The Democrats gained seven seats in Greenland’s single-chamber legislature, the Inatsisartut, seizing roughly one-third of the 31-seat parliament.
Keldsen said the party won a clear mandate to reform the fisheries law. What the new government does besides that depends largely on which party the Democrats form a coalition with.
The centrist party Naleraq, which is more pro-American and advocates the fastest-possible pathway to independence from Denmark, doubled its share of the parliament to eight seats, vaulting the party into second place.
“If you look at the Democrats, they focused on things that are important to people—housing, health care, education and growing the economy,” said Mads Qvist Frederiksen, the executive director of the Arctic Economic Council, a regional business group that includes Greenlandic industry.
“Independence from Denmark and Donald Trump did not take up a lot of the campaign,” he told me by phone. “But for Naleraq, it did.”
The party managed to secure most of the votes in the less populous northern reaches of Greenland, where its populist message played better than in the more populous, cosmopolitan and industrialized south. Given its strength in the new parliament, it’s a natural opposition party.
That makes an alliance between the Democrats and the left-wing Inuit Ataqatigiit party, which controlled the outgoing government, more likely. Another potential coalition partner may be the pro-Denmark Atassut party, which came in fifth place.
But Keldsen warned that the Democrats are “fairly open” to “all scenarios.”
“If you take the Naleraq situation, they’re more aligned on business, but they stand far from each other on sovereignty,” he said. “With the IA, they’re very close on sovereignty, but very far apart on business.”
Siumut—a center-left party that held the junior role in the outgoing governing coalition—fell from second to fourth place this time, likely because once-loyal voters affected by the fisheries law jumped ship to the Democrats this time. That could make a tie-up with the Democrats harder.
The one thing uniting all parties: Opposition to becoming part of the United States.

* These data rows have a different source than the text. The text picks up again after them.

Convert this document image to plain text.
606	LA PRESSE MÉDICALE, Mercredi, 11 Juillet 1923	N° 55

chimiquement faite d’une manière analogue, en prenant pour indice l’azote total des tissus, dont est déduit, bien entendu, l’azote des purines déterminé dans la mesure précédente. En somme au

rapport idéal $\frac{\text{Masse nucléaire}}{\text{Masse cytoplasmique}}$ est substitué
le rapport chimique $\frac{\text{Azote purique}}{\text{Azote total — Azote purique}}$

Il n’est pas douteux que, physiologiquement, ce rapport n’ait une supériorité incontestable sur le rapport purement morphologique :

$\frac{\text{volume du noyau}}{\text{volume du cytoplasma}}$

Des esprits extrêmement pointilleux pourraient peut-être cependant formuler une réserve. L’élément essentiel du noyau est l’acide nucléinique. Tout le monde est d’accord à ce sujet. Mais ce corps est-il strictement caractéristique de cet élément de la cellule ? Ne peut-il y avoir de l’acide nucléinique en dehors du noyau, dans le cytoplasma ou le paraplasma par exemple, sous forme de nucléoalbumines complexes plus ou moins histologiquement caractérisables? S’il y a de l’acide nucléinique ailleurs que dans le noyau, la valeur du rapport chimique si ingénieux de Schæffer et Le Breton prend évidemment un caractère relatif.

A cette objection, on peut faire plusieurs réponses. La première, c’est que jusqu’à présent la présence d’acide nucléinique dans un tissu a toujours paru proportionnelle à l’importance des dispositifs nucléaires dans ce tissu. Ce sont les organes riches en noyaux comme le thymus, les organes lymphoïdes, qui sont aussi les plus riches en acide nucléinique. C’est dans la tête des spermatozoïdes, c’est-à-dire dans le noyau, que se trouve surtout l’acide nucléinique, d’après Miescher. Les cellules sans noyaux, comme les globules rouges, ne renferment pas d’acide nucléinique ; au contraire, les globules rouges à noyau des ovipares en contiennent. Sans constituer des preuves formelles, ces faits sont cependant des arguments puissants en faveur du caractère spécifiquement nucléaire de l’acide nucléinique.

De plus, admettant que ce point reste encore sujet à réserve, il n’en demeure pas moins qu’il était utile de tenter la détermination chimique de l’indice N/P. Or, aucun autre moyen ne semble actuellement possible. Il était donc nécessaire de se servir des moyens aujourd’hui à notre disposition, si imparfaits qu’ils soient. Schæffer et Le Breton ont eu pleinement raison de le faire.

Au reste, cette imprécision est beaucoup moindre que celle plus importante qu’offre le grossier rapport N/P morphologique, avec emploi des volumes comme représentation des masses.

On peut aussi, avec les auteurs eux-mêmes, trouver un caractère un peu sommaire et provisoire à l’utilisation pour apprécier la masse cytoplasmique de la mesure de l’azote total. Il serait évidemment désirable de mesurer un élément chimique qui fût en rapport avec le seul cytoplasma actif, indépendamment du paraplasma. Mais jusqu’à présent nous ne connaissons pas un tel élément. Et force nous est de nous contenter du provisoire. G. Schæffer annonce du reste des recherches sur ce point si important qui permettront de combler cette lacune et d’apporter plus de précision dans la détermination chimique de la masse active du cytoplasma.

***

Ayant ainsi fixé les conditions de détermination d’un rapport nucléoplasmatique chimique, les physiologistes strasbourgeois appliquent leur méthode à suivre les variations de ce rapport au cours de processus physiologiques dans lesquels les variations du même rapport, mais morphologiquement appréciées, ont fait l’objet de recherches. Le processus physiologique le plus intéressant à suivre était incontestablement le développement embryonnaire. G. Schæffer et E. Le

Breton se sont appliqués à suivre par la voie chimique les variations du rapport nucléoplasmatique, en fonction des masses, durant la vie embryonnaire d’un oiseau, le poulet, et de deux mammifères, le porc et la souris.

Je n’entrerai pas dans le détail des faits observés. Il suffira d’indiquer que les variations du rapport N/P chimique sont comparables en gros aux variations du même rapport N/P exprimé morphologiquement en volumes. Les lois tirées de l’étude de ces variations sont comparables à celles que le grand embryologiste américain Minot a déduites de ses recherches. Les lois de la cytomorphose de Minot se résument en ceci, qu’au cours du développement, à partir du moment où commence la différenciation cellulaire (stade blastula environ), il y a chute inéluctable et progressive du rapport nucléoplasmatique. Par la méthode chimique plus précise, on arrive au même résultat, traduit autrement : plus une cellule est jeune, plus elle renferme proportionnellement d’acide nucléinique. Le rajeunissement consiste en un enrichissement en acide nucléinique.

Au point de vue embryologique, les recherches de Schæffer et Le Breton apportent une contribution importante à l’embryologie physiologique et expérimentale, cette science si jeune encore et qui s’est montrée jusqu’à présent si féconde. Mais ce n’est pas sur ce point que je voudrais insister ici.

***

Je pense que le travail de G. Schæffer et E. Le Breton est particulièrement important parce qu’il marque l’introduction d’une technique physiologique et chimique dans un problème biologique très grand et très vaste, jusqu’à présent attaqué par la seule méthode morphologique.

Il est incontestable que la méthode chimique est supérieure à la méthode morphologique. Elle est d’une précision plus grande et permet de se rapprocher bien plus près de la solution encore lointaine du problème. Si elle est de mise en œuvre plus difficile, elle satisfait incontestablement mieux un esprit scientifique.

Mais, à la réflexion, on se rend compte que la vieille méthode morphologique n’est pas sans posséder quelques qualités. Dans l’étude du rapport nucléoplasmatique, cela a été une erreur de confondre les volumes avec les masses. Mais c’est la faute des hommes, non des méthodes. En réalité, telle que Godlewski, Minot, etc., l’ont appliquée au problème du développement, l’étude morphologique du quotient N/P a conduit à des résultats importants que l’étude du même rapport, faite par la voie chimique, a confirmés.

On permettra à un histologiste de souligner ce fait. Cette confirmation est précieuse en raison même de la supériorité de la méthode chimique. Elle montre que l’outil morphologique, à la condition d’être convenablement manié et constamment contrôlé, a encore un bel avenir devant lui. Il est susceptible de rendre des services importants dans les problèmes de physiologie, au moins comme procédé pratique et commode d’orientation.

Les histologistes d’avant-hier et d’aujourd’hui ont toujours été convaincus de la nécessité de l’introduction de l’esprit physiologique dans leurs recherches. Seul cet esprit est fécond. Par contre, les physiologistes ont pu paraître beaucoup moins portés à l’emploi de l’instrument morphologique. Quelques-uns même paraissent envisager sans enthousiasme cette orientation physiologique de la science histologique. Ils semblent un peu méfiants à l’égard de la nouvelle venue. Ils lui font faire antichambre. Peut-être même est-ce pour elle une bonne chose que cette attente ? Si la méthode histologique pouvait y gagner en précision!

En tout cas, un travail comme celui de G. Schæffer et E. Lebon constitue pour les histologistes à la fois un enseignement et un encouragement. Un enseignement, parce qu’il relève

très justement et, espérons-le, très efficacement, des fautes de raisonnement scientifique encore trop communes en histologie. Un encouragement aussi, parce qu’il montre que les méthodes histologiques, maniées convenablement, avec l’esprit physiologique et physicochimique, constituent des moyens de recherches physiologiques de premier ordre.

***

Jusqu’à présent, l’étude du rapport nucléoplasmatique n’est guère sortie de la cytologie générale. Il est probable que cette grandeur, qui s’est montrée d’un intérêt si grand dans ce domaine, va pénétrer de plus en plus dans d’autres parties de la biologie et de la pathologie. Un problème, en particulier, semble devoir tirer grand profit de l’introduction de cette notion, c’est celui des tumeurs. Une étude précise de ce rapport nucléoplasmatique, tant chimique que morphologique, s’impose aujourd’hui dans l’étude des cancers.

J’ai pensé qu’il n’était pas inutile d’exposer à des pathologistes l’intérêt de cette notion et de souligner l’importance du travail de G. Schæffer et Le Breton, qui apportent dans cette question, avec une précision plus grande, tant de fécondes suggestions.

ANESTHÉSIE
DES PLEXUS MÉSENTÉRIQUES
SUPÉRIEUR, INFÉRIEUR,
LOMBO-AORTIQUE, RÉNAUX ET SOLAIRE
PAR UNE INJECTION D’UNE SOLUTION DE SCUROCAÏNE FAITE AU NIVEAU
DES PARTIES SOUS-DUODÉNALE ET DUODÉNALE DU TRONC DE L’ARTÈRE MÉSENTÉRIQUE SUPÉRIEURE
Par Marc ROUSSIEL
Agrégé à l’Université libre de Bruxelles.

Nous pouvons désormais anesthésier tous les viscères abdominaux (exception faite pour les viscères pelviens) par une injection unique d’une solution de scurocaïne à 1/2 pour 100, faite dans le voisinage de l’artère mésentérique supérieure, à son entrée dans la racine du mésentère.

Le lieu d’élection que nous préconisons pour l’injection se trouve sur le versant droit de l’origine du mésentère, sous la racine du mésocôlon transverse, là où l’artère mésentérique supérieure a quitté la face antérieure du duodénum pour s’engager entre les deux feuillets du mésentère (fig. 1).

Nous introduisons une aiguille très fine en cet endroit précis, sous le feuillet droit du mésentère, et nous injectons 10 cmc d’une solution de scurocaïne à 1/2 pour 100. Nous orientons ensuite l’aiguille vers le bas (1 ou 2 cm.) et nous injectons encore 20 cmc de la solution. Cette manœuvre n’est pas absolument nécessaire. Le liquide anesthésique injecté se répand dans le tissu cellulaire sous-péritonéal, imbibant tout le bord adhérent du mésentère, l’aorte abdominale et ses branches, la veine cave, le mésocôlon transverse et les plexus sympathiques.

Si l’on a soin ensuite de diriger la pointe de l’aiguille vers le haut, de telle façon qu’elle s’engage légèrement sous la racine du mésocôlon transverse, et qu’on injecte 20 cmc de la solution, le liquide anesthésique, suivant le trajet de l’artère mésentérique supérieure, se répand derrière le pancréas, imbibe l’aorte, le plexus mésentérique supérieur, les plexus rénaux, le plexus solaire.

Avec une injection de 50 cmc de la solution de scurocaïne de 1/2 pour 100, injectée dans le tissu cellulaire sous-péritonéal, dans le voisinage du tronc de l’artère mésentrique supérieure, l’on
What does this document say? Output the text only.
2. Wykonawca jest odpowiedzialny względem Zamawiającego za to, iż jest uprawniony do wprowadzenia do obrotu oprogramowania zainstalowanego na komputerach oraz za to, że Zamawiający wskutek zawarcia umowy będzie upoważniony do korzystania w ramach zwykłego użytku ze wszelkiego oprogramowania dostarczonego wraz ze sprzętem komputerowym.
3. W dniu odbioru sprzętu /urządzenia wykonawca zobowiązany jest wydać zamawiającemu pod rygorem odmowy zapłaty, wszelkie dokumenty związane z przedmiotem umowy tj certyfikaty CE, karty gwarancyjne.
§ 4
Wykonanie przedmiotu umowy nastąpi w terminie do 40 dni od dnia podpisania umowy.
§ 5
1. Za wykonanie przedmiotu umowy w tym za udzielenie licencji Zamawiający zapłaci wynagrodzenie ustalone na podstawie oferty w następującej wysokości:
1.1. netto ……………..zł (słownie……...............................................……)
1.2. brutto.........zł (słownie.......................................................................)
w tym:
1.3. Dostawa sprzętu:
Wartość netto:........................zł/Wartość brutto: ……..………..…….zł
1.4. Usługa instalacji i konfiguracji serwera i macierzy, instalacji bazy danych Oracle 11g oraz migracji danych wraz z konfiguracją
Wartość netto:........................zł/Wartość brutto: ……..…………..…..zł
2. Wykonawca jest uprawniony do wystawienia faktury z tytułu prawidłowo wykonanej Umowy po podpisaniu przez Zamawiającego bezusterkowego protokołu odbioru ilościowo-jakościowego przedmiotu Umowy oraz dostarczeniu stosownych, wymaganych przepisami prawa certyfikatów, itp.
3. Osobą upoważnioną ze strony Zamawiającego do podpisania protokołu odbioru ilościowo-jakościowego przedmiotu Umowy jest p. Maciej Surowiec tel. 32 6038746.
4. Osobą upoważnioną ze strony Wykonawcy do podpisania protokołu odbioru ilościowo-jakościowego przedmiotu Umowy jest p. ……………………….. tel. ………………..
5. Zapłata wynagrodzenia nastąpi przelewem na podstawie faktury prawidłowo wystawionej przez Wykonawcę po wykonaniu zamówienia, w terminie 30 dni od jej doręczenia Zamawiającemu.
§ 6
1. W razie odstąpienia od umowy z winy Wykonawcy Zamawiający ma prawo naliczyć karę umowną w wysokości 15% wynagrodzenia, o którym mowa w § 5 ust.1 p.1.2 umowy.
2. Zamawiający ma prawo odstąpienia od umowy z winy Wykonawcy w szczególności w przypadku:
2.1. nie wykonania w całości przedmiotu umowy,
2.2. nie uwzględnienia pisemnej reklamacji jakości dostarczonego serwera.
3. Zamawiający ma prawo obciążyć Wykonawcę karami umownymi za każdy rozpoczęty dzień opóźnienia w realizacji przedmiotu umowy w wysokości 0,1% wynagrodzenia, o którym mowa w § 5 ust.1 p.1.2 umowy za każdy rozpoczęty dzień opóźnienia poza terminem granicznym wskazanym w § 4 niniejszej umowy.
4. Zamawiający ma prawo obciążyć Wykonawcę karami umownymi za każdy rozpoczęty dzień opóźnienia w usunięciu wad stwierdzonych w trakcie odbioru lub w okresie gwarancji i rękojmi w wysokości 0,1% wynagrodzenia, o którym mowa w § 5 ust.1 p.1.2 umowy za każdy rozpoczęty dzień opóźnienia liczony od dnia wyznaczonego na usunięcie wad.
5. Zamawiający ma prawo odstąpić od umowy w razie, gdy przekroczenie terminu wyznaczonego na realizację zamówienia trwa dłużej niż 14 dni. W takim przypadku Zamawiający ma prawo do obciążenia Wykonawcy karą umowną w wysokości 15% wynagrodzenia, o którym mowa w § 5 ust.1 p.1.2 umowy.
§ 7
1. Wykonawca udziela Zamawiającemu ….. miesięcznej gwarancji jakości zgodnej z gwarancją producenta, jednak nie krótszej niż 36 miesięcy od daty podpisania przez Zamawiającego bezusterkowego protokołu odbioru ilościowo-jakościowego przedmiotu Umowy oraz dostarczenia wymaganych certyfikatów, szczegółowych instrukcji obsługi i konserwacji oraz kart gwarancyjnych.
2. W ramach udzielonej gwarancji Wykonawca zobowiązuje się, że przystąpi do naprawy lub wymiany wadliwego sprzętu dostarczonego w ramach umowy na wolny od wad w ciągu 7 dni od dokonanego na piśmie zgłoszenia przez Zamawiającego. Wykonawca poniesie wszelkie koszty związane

In a joint statement issued on March 13, two days after the election, the heads of all five parties condemned Trump’s “repeated statements about annexation and control of Greenland.”
“As party chairmen, we find this behavior unacceptable to friends and allies in a defense alliance,” they wrote.
It’s not hard to see why. Survey data on public opinion in Greenland was scarce ahead of the election. But 85 percent of Greenlanders opposed joining the US in a poll taken in January, while just 56 percent backed independence.